Dany Boon, dopo lo strepitoso successo ottenuto con l’esilarante, originale e imitatissimo “Giù al nord” (2008), ci riprova con “Niente da dichiarare?”, pellicola che ci riporta indietro di quasi 20 anni quando, con il trattato di Maastricht, vennero abbattute le frontiere nei paesi dell’Unione Europea. Questa volta il luogo del contendere è un paesino sul confine franco-belga dove è in corso una sorta di guerra privata tra un doganiere belga, l’irascibile e razzista Vandevoorde, e gli automobilisti ed i colleghi francesi, tra cui il pacioso Ducatel, innamorato della di lui sorella. La creazione di una squadra mobile mista sarà l’occasione per avvicinare e far conoscere i due litiganti. Il film, per chi ha visto “Bienvenue chez les Ch’tis”, ne è il naturale proseguimento, semplice, senza troppe pretese, basato sul naturale gioco delle parti, esportabile ovunque, in cui si punta sulle esagerazioni macchiettistiche dei caratteri “razziali”, finendo forse per cavalcare un po’ troppo i facili stereotipi culturali, che guardano al folklore ma che sanno anche colpire le umane debolezze. Anche in questo caso, partendo da un minuscolo e provinciale contesto locale, si pongono le basi per decontestualizzare il “naturale” conflitto tra vicini e per farne occasione di scherzosa, ma cruda, disamina di problematiche importanti.

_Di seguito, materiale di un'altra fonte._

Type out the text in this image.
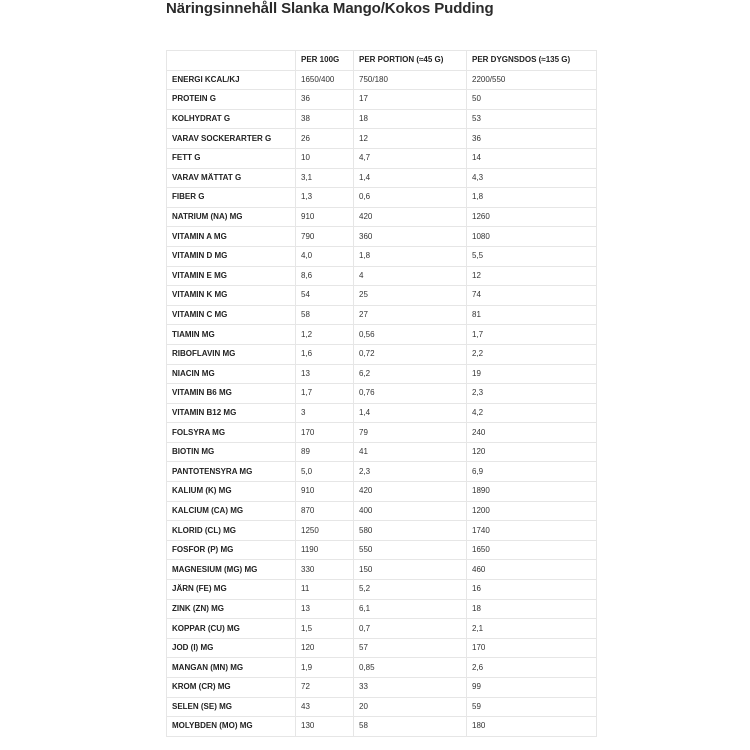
Näringsinnehåll Slanka Mango/Kokos Pudding
	PER 100G	PER PORTION (≈45 G)	PER DYGNSDOS (≈135 G)
ENERGI KCAL/KJ	1650/400	750/180	2200/550
PROTEIN G	36	17	50
KOLHYDRAT G	38	18	53
VARAV SOCKERARTER G	26	12	36
FETT G	10	4,7	14
VARAV MÄTTAT G	3,1	1,4	4,3
FIBER G	1,3	0,6	1,8
NATRIUM (NA) MG	910	420	1260
VITAMIN A MG	790	360	1080
VITAMIN D MG	4,0	1,8	5,5
VITAMIN E MG	8,6	4	12
VITAMIN K MG	54	25	74
VITAMIN C MG	58	27	81
TIAMIN MG	1,2	0,56	1,7
RIBOFLAVIN MG	1,6	0,72	2,2
NIACIN MG	13	6,2	19
VITAMIN B6 MG	1,7	0,76	2,3
VITAMIN B12 MG	3	1,4	4,2
FOLSYRA MG	170	79	240
BIOTIN MG	89	41	120
PANTOTENSYRA MG	5,0	2,3	6,9
KALIUM (K) MG	910	420	1890
KALCIUM (CA) MG	870	400	1200
KLORID (CL) MG	1250	580	1740
FOSFOR (P) MG	1190	550	1650
MAGNESIUM (MG) MG	330	150	460
JÄRN (FE) MG	11	5,2	16
ZINK (ZN) MG	13	6,1	18
KOPPAR (CU) MG	1,5	0,7	2,1
JOD (I) MG	120	57	170
MANGAN (MN) MG	1,9	0,85	2,6
KROM (CR) MG	72	33	99
SELEN (SE) MG	43	20	59
MOLYBDEN (MO) MG	130	58	180
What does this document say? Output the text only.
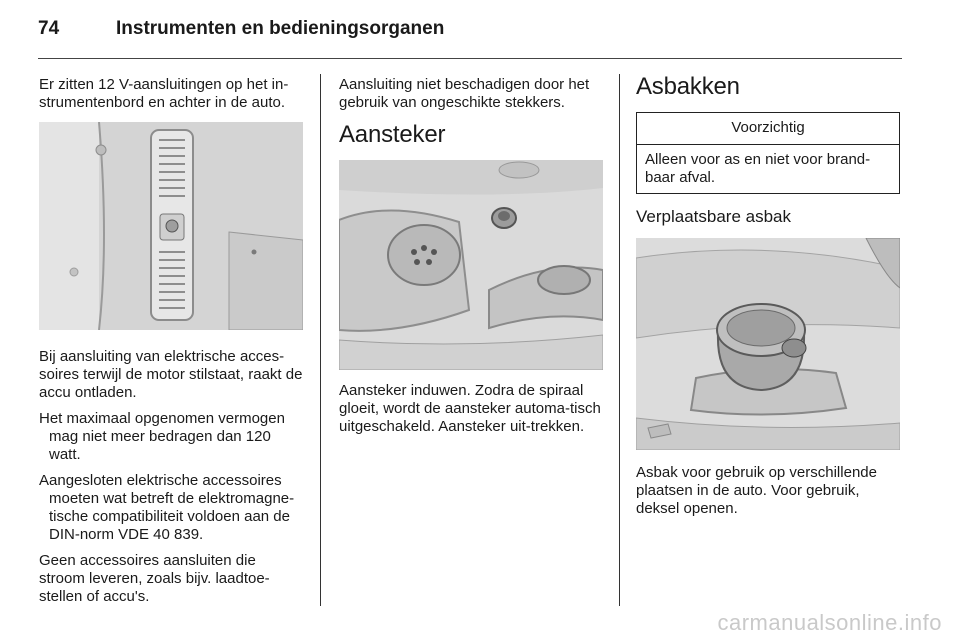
74	Instrumenten en bedieningsorganen

Er zitten 12 V-aansluitingen op het in-strumentenbord en achter in de auto.

Bij aansluiting van elektrische acces-soires terwijl de motor stilstaat, raakt de accu ontladen.

Het maximaal opgenomen vermogen mag niet meer bedragen dan 120 watt.

Aangesloten elektrische accessoires moeten wat betreft de elektromagne-tische compatibiliteit voldoen aan de DIN-norm VDE 40 839.

Geen accessoires aansluiten die stroom leveren, zoals bijv. laadtoe-stellen of accu's.

Aansluiting niet beschadigen door het gebruik van ongeschikte stekkers.

Aansteker

Aansteker induwen. Zodra de spiraal gloeit, wordt de aansteker automa-tisch uitgeschakeld. Aansteker uit-trekken.

Asbakken
Voorzichtig
Alleen voor as en niet voor brand-baar afval.
Verplaatsbare asbak

Asbak voor gebruik op verschillende plaatsen in de auto. Voor gebruik, deksel openen.

carmanualsonline.info
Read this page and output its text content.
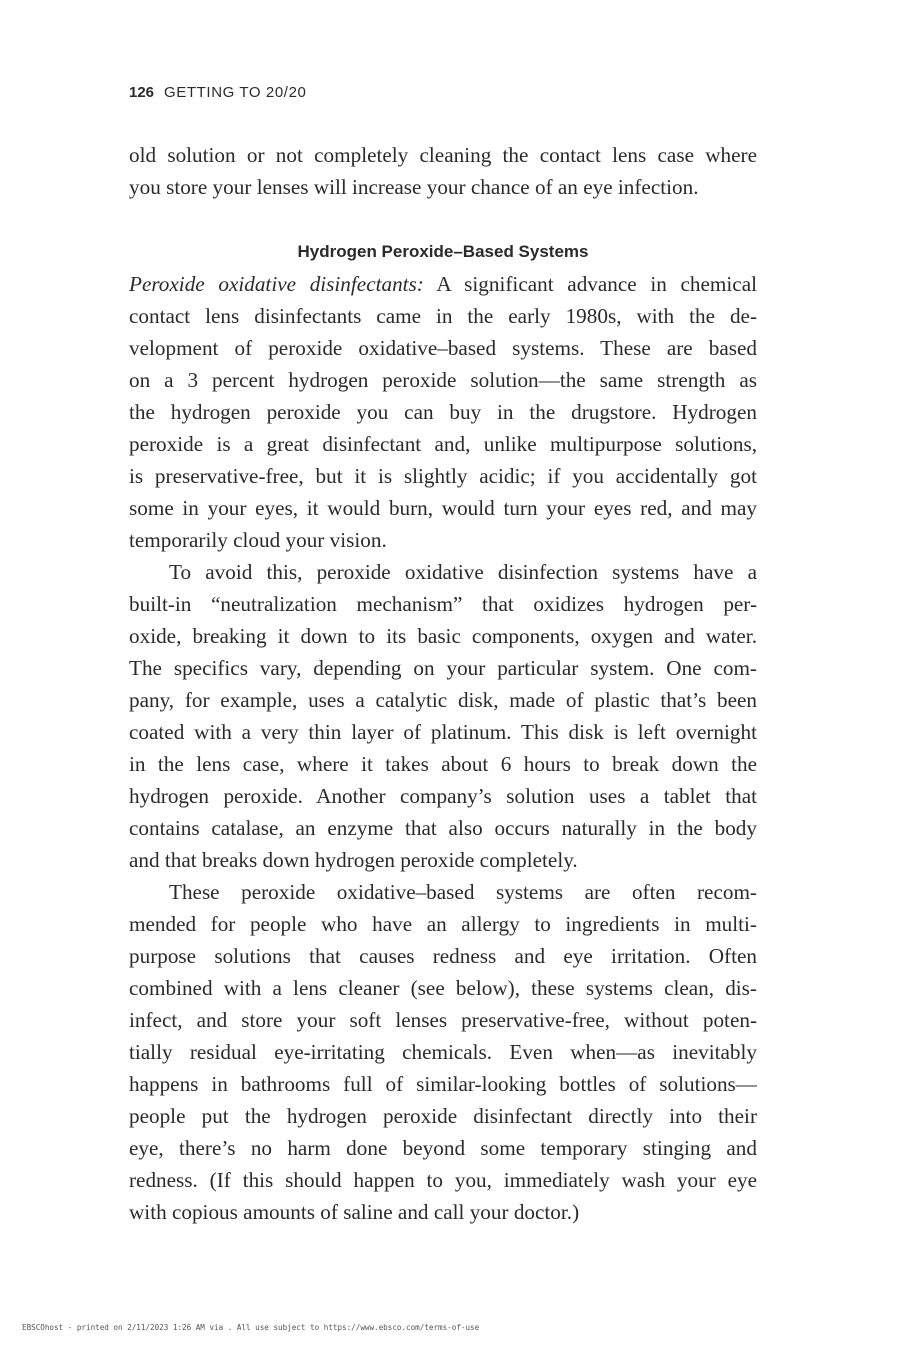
126 GETTING TO 20/20
old solution or not completely cleaning the contact lens case where
you store your lenses will increase your chance of an eye infection.
Hydrogen Peroxide–Based Systems
Peroxide oxidative disinfectants: A significant advance in chemical
contact lens disinfectants came in the early 1980s, with the de-
velopment of peroxide oxidative–based systems. These are based
on a 3 percent hydrogen peroxide solution—the same strength as
the hydrogen peroxide you can buy in the drugstore. Hydrogen
peroxide is a great disinfectant and, unlike multipurpose solutions,
is preservative-free, but it is slightly acidic; if you accidentally got
some in your eyes, it would burn, would turn your eyes red, and may
temporarily cloud your vision.
To avoid this, peroxide oxidative disinfection systems have a
built-in “neutralization mechanism” that oxidizes hydrogen per-
oxide, breaking it down to its basic components, oxygen and water.
The specifics vary, depending on your particular system. One com-
pany, for example, uses a catalytic disk, made of plastic that’s been
coated with a very thin layer of platinum. This disk is left overnight
in the lens case, where it takes about 6 hours to break down the
hydrogen peroxide. Another company’s solution uses a tablet that
contains catalase, an enzyme that also occurs naturally in the body
and that breaks down hydrogen peroxide completely.
These peroxide oxidative–based systems are often recom-
mended for people who have an allergy to ingredients in multi-
purpose solutions that causes redness and eye irritation. Often
combined with a lens cleaner (see below), these systems clean, dis-
infect, and store your soft lenses preservative-free, without poten-
tially residual eye-irritating chemicals. Even when—as inevitably
happens in bathrooms full of similar-looking bottles of solutions—
people put the hydrogen peroxide disinfectant directly into their
eye, there’s no harm done beyond some temporary stinging and
redness. (If this should happen to you, immediately wash your eye
with copious amounts of saline and call your doctor.)
EBSCOhost - printed on 2/11/2023 1:26 AM via . All use subject to https://www.ebsco.com/terms-of-use
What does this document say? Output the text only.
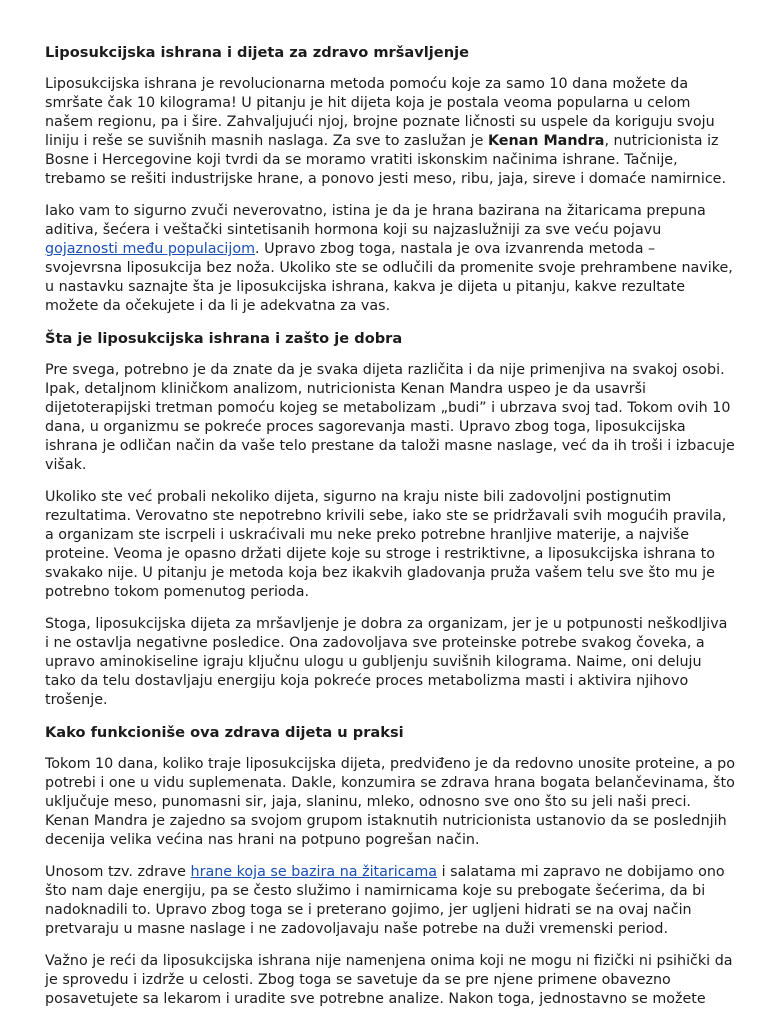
Liposukcijska ishrana i dijeta za zdravo mršavljenje

Liposukcijska ishrana je revolucionarna metoda pomoću koje za samo 10 dana možete da smršate čak 10 kilograma! U pitanju je hit dijeta koja je postala veoma popularna u celom našem regionu, pa i šire. Zahvaljujući njoj, brojne poznate ličnosti su uspele da koriguju svoju liniju i reše se suvišnih masnih naslaga. Za sve to zaslužan je Kenan Mandra, nutricionista iz Bosne i Hercegovine koji tvrdi da se moramo vratiti iskonskim načinima ishrane. Tačnije, trebamo se rešiti industrijske hrane, a ponovo jesti meso, ribu, jaja, sireve i domaće namirnice.

Iako vam to sigurno zvuči neverovatno, istina je da je hrana bazirana na žitaricama prepuna aditiva, šećera i veštački sintetisanih hormona koji su najzaslužniji za sve veću pojavu gojaznosti među populacijom. Upravo zbog toga, nastala je ova izvanrenda metoda – svojevrsna liposukcija bez noža. Ukoliko ste se odlučili da promenite svoje prehrambene navike, u nastavku saznajte šta je liposukcijska ishrana, kakva je dijeta u pitanju, kakve rezultate možete da očekujete i da li je adekvatna za vas.

Šta je liposukcijska ishrana i zašto je dobra

Pre svega, potrebno je da znate da je svaka dijeta različita i da nije primenjiva na svakoj osobi. Ipak, detaljnom kliničkom analizom, nutricionista Kenan Mandra uspeo je da usavrši dijetoterapijski tretman pomoću kojeg se metabolizam „budi” i ubrzava svoj tad. Tokom ovih 10 dana, u organizmu se pokreće proces sagorevanja masti. Upravo zbog toga, liposukcijska ishrana je odličan način da vaše telo prestane da taloži masne naslage, već da ih troši i izbacuje višak.

Ukoliko ste već probali nekoliko dijeta, sigurno na kraju niste bili zadovoljni postignutim rezultatima. Verovatno ste nepotrebno krivili sebe, iako ste se pridržavali svih mogućih pravila, a organizam ste iscrpeli i uskraćivali mu neke preko potrebne hranljive materije, a najviše proteine. Veoma je opasno držati dijete koje su stroge i restriktivne, a liposukcijska ishrana to svakako nije. U pitanju je metoda koja bez ikakvih gladovanja pruža vašem telu sve što mu je potrebno tokom pomenutog perioda.

Stoga, liposukcijska dijeta za mršavljenje je dobra za organizam, jer je u potpunosti neškodljiva i ne ostavlja negativne posledice. Ona zadovoljava sve proteinske potrebe svakog čoveka, a upravo aminokiseline igraju ključnu ulogu u gubljenju suvišnih kilograma. Naime, oni deluju tako da telu dostavljaju energiju koja pokreće proces metabolizma masti i aktivira njihovo trošenje.

Kako funkcioniše ova zdrava dijeta u praksi

Tokom 10 dana, koliko traje liposukcijska dijeta, predviđeno je da redovno unosite proteine, a po potrebi i one u vidu suplemenata. Dakle, konzumira se zdrava hrana bogata belančevinama, što uključuje meso, punomasni sir, jaja, slaninu, mleko, odnosno sve ono što su jeli naši preci. Kenan Mandra je zajedno sa svojom grupom istaknutih nutricionista ustanovio da se poslednjih decenija velika većina nas hrani na potpuno pogrešan način.

Unosom tzv. zdrave hrane koja se bazira na žitaricama i salatama mi zapravo ne dobijamo ono što nam daje energiju, pa se često služimo i namirnicama koje su prebogate šećerima, da bi nadoknadili to. Upravo zbog toga se i preterano gojimo, jer ugljeni hidrati se na ovaj način pretvaraju u masne naslage i ne zadovoljavaju naše potrebe na duži vremenski period.

Važno je reći da liposukcijska ishrana nije namenjena onima koji ne mogu ni fizički ni psihički da je sprovedu i izdrže u celosti. Zbog toga se savetuje da se pre njene primene obavezno posavetujete sa lekarom i uradite sve potrebne analize. Nakon toga, jednostavno se možete
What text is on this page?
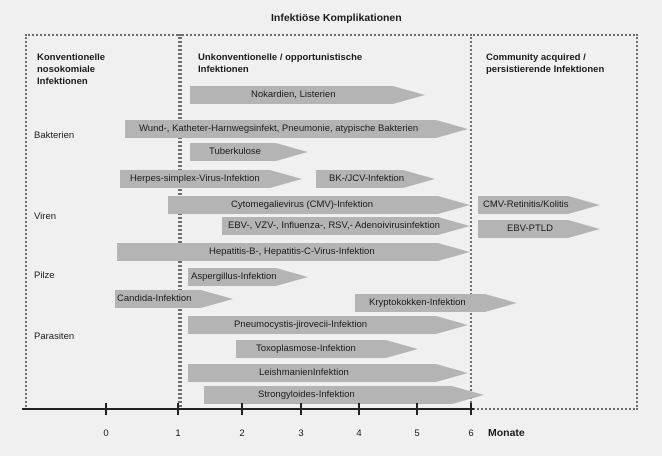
Infektiöse Komplikationen
Konventionelle nosokomiale Infektionen
Unkonventionelle / opportunistische Infektionen
Community acquired / persistierende Infektionen
Bakterien
Viren
Pilze
Parasiten
Nokardien, Listerien
Wund-, Katheter-Harnwegsinfekt, Pneumonie, atypische Bakterien
Tuberkulose
Herpes-simplex-Virus-Infektion	BK-/JCV-Infektion
Cytomegalievirus (CMV)-Infektion
EBV-, VZV-, Influenza-, RSV,- Adenoivirusinfektion
Hepatitis-B-, Hepatitis-C-Virus-Infektion
Aspergillus-Infektion
Candida-Infektion	Kryptokokken-Infektion
Pneumocystis-jirovecii-Infektion
Toxoplasmose-Infektion
LeishmanienInfektion
Strongyloides-Infektion
CMV-Retinitis/Kolitis
EBV-PTLD
0	1	2	3	4	5	6	Monate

La tipizzazione caricaturale dei personaggi, in cui la mimica facciale va a fondersi con le rispettive qualità caratteriali, ha forse il torto, depauperata di una valenza morale, di ridurre il tutto ad una sorta di autocompiacimento nel cercare la risata con la riproposizione trita e ritrita delle più classiche barzellette denigratorie, in questo perdendo nettamente il confronto con la levità del precedente cinematografico. Non a caso questa volta entrano nel lungometraggio anche violenza e qualche volgarità, sconosciute in “Giù al nord”, che rovinano, pur nella loro proposizione ironica e fumettistica, quell’atmosfera da saga paesana cui ci eravamo abituati.
Ma Boon in questo caso va oltre azzardando una lettura sociologico-semplicistica, laddove adduce esemplarmente il fatto che, alla fine, ogni innovazione ed evoluzione è tanto apparentemente complessa quanto semplice e indolore, per dedurne l’assioma che, come in meno di vent’anni si è rivoluzionato il nostro approccio a computer, telefonini e alla tecnologia in genere, così si possono abbattere con la stessa semplicità anche i pregiudizi più atavici che dominano i rapporti tra popoli ed individui. In conclusione, un’opera che regala le magistrali interpretazioni dei due protagonisti, che facilmente riescono a suscitare grasse risate nello spettatore, ma che, pur proponendosi nel solco di “Giù al nord”, forse abusa un po’ troppo di cliché ormai noti e funzionali, finendo così per privarsi di originalità e freschezza, ma, soprattutto, perdendo la capacità di stupire e sorprendere.